Périssait ses amis, témoins de sa disgrâce,
Couchés et ruminants voyaient son embarras ;
Mais nul ne veut bouger de place
Pour l'aider à sortir d'un aussi mauvais pas,
Et c'est en vain qu'il les implore.
Il y serait peut-être encore,
Si par hasard un pauvre et vieux cheval
N'eût pris pitié de sa détresse.
Chargé du poids des ans, l'obligeant animal
Vint pour le secourir, et d'abord il s'empresse
A le dégager des roseaux ;
Creuse la vase sous les eaux,
Et de ses pieds l'écarte avec adresse
Aplanit tout et lui fraie un chemin.
Par leurs efforts unis tout réussit enfin ;
Et du marais fatal, épuisé, hors d'haleine,
Ne se traînant qu'avec lenteur,
Le pesant bœuf sort avec peine.
Le cheval l'aide encore -» O mon libérateur,
Que j'ai de grâces à te rendre,
Et que je voudrais bien m'acquitter envers toi !
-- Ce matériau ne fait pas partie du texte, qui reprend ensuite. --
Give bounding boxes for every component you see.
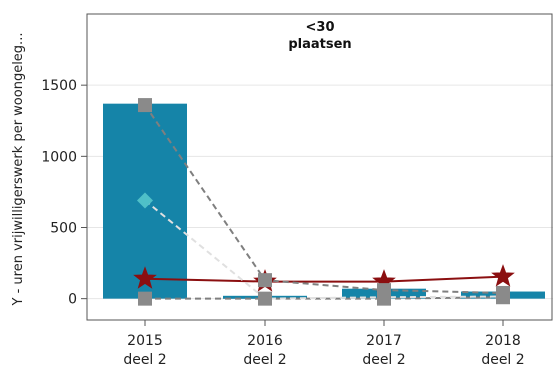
marker-layer xyxy=(133,98,515,306)
series-2-point-2 xyxy=(377,291,391,306)
series-2-point-0 xyxy=(138,291,152,306)
series-1-line xyxy=(144,104,504,294)
chart-title-line-1: plaatsen xyxy=(288,37,351,52)
series-0-point-0 xyxy=(133,266,157,289)
series-2-point-3 xyxy=(496,290,510,305)
chart-title: <30 plaatsen xyxy=(288,20,351,52)
y-tick-label-1: 500 xyxy=(50,220,77,236)
y-tick-label-3: 1500 xyxy=(41,78,77,94)
series-3-point-0 xyxy=(137,192,153,209)
series-2-line xyxy=(145,296,504,300)
plot-frame xyxy=(86,13,553,321)
series-0-line xyxy=(144,275,504,283)
bar-layer xyxy=(103,103,545,299)
series-1-point-1 xyxy=(258,273,272,288)
series-1-point-0 xyxy=(138,98,152,113)
x-tick-label-2: 2017 deel 2 xyxy=(362,333,405,368)
y-tick-label-0: 0 xyxy=(68,292,77,308)
y-tick-label-2: 1000 xyxy=(41,149,77,165)
x-axis-ticks: 2015 deel 2 2016 deel 2 2017 deel 2 2018 deel 2 xyxy=(123,320,525,368)
line-layer xyxy=(144,104,504,300)
series-3-line xyxy=(144,199,504,300)
chart-title-line-0: <30 xyxy=(306,20,335,35)
y-axis-ticks: 0 500 1000 1500 xyxy=(41,78,87,308)
x-tick-label-0: 2015 deel 2 xyxy=(123,333,166,368)
y-axis-title: Y - uren vrijwilligerswerk per woongeleg… xyxy=(11,33,26,307)
series-0-point-3 xyxy=(491,264,515,287)
series-2-point-1 xyxy=(258,291,272,306)
x-tick-label-3: 2018 deel 2 xyxy=(481,333,524,368)
x-tick-label-1: 2016 deel 2 xyxy=(243,333,286,368)
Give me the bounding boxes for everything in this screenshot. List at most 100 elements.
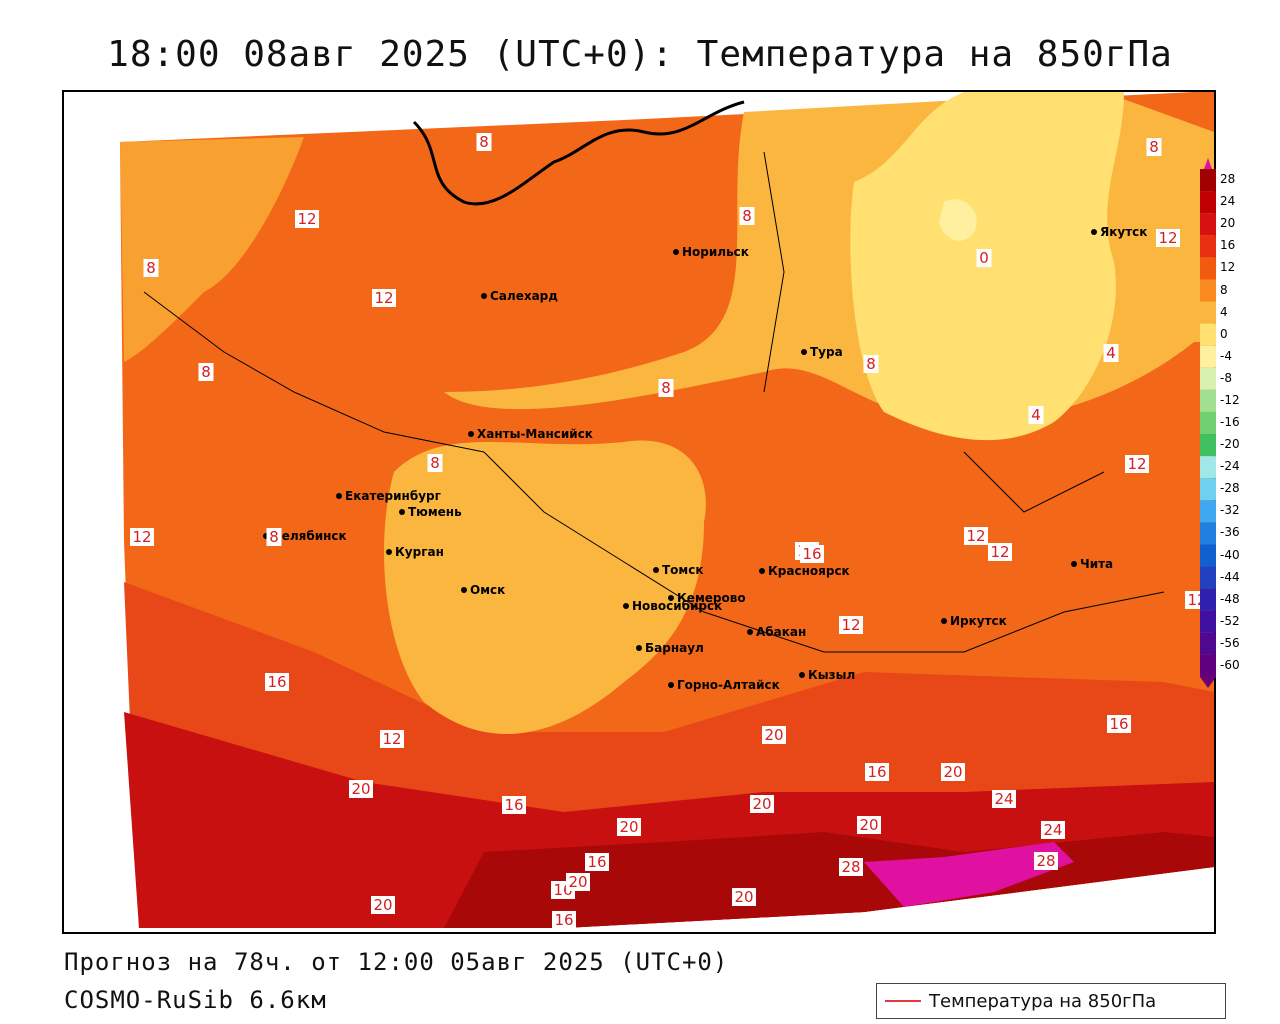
city-marker [481, 293, 487, 299]
colorbar-swatch [1200, 456, 1216, 479]
model-info: COSMO-RuSib 6.6км [64, 986, 327, 1014]
city-marker [673, 249, 679, 255]
isotherm-label: 12 [130, 528, 154, 546]
svg-text:12: 12 [841, 616, 860, 634]
city-label: Екатеринбург [345, 489, 441, 503]
map-view[interactable]: Норильск Салехард Тура Якутск Ханты-Мансийск… [62, 90, 1216, 934]
isotherm-label: 8 [739, 207, 755, 225]
colorbar-swatch [1200, 323, 1216, 346]
svg-text:20: 20 [764, 726, 783, 744]
svg-text:12: 12 [990, 543, 1009, 561]
city-label: Омск [470, 583, 505, 597]
colorbar-tick-label: -28 [1220, 481, 1240, 496]
cities-layer: Норильск Салехард Тура Якутск Ханты-Мансийск… [263, 225, 1147, 692]
svg-text:4: 4 [1031, 406, 1041, 424]
isotherm-label: 8 [143, 259, 159, 277]
svg-text:20: 20 [734, 888, 753, 906]
city-label: Горно-Алтайск [677, 678, 780, 692]
isotherm-label: 8 [863, 355, 879, 373]
isotherm-label: 24 [1041, 821, 1065, 839]
colorbar-swatch [1200, 213, 1216, 236]
colorbar-tick-label: 24 [1220, 194, 1236, 209]
svg-text:8: 8 [1149, 138, 1159, 156]
city-label: Кызыл [808, 668, 855, 682]
colorbar-tick-label: -60 [1220, 657, 1240, 672]
isotherm-label: 8 [1146, 138, 1162, 156]
city-marker [1091, 229, 1097, 235]
colorbar-tick-label: -52 [1220, 613, 1240, 628]
colorbar-swatch [1200, 411, 1216, 435]
city-marker [653, 567, 659, 573]
colorbar-tick-label: 12 [1220, 260, 1236, 275]
isotherm-label: 12 [988, 543, 1012, 561]
city-marker [461, 587, 467, 593]
colorbar-tick-label: -48 [1220, 591, 1240, 606]
isotherm-label: 8 [476, 133, 492, 151]
svg-text:24: 24 [1043, 821, 1062, 839]
svg-text:8: 8 [661, 379, 671, 397]
city-marker [399, 509, 405, 515]
isotherm-label: 4 [1028, 406, 1044, 424]
colorbar-tick-label: 28 [1220, 172, 1236, 187]
isotherm-label: 20 [762, 726, 786, 744]
svg-text:8: 8 [201, 363, 211, 381]
isotherm-label: 12 [295, 210, 319, 228]
colorbar-swatch [1200, 389, 1216, 412]
colorbar-tick-label: -8 [1220, 370, 1232, 385]
isotherm-label: 20 [617, 818, 641, 836]
city-marker [636, 645, 642, 651]
city-marker [747, 629, 753, 635]
isotherm-label: 20 [566, 873, 590, 891]
colorbar-tick-label: -56 [1220, 635, 1240, 650]
city-marker [668, 595, 674, 601]
city-label: Курган [395, 545, 444, 559]
city-label: Салехард [490, 289, 558, 303]
isotherm-label: 16 [1107, 715, 1131, 733]
isotherm-label: 12 [380, 730, 404, 748]
city-marker [941, 618, 947, 624]
isotherm-label: 8 [427, 454, 443, 472]
city-label: Красноярск [768, 564, 850, 578]
svg-text:12: 12 [1127, 455, 1146, 473]
colorbar-swatch [1200, 632, 1216, 655]
isotherm-label: 20 [750, 795, 774, 813]
city-label: Якутск [1100, 225, 1147, 239]
city-marker [668, 682, 674, 688]
svg-text:20: 20 [752, 795, 771, 813]
colorbar-tick-label: -44 [1220, 569, 1240, 584]
colorbar-swatch [1200, 588, 1216, 611]
isotherm-label: 20 [941, 763, 965, 781]
colorbar-tick-label: 20 [1220, 216, 1236, 231]
city-label: Чита [1080, 557, 1113, 571]
colorbar-tick-label: -36 [1220, 525, 1240, 540]
svg-text:8: 8 [742, 207, 752, 225]
colorbar-swatch [1200, 169, 1216, 192]
isotherm-label: 16 [800, 545, 824, 563]
isotherm-labels-layer: 8128128012844812888128161212121212161216… [130, 133, 1209, 929]
svg-text:16: 16 [504, 796, 523, 814]
temperature-map: Норильск Салехард Тура Якутск Ханты-Мансийск… [64, 92, 1214, 932]
svg-text:20: 20 [373, 896, 392, 914]
colorbar-tick-label: 8 [1220, 282, 1228, 297]
colorbar-swatch [1200, 191, 1216, 214]
svg-text:28: 28 [841, 858, 860, 876]
isotherm-label: 4 [1103, 344, 1119, 362]
colorbar-swatch [1200, 544, 1216, 567]
colorbar-swatch [1200, 434, 1216, 457]
legend-line-swatch [885, 1000, 921, 1002]
svg-text:16: 16 [267, 673, 286, 691]
city-label: Кемерово [677, 591, 746, 605]
isotherm-label: 24 [992, 790, 1016, 808]
svg-text:12: 12 [966, 527, 985, 545]
colorbar-swatch [1200, 301, 1216, 324]
svg-text:16: 16 [554, 911, 573, 929]
isotherm-label: 16 [265, 673, 289, 691]
temperature-zone-8-south [384, 440, 706, 735]
svg-text:8: 8 [269, 528, 279, 546]
city-label: Тюмень [408, 505, 462, 519]
colorbar-tick-label: -40 [1220, 547, 1240, 562]
colorbar-tick-label: -16 [1220, 415, 1240, 429]
isotherm-label: 20 [732, 888, 756, 906]
isotherm-label: 12 [839, 616, 863, 634]
colorbar-swatch [1200, 654, 1216, 677]
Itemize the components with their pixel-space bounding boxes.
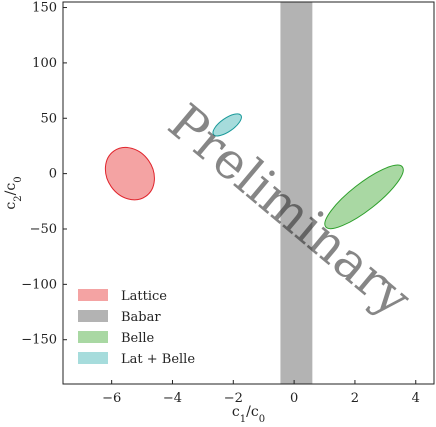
legend-label: Belle [121,331,155,346]
y-axis-label: c2/c0 [3,176,24,209]
legend-swatch [78,289,108,301]
x-tick-label: −2 [224,391,243,406]
y-tick-label: −150 [21,333,57,348]
ellipse-lat-belle [212,113,242,137]
legend-swatch [78,352,108,364]
x-tick-label: 4 [412,391,420,406]
x-tick-label: 0 [290,391,298,406]
x-axis-label: c1/c0 [232,404,265,425]
legend-label: Lattice [121,289,167,304]
legend-label: Lat + Belle [121,352,195,367]
band-babar [280,2,313,384]
y-tick-label: −50 [30,222,57,237]
legend-label: Babar [121,310,161,325]
y-tick-label: 0 [49,167,57,182]
x-tick-label: 2 [351,391,359,406]
ticks-layer: −6 −4 −2 0 2 4 −150 −100 −50 0 50 100 150 [21,1,420,406]
ellipse-lattice [104,146,155,201]
band-layer [280,2,313,384]
y-tick-label: 150 [32,1,57,16]
legend-swatch [78,331,108,343]
x-tick-label: −6 [102,391,121,406]
y-tick-label: −100 [21,277,57,292]
y-tick-label: 50 [40,111,57,126]
legend-swatch [78,310,108,322]
ellipse-belle [324,164,404,230]
legend: Lattice Babar Belle Lat + Belle [78,289,195,367]
ellipse-layer [104,113,404,230]
plot-frame [62,1,435,385]
y-tick-label: 100 [32,56,57,71]
x-tick-label: −4 [163,391,182,406]
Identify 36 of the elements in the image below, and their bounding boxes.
Mais ce bienfait a droit de me surprendre ;
Étranger, quel instinct t'a donc porté vers moi ?
Tandis que mes amis, témoins de mon effroi,
Vers le marais refusaient de descendre ?.. »
Vos compagnons toujours heureux,
Dit le cheval, ont feint de ne pas vous entendre ;
A ce trait d'égoïsme il fallait vous attendre,
Mais je ne puis agir comme eux ; ^
Mes malheurs ont trop su m'apprendre
A secourir les malheureux. »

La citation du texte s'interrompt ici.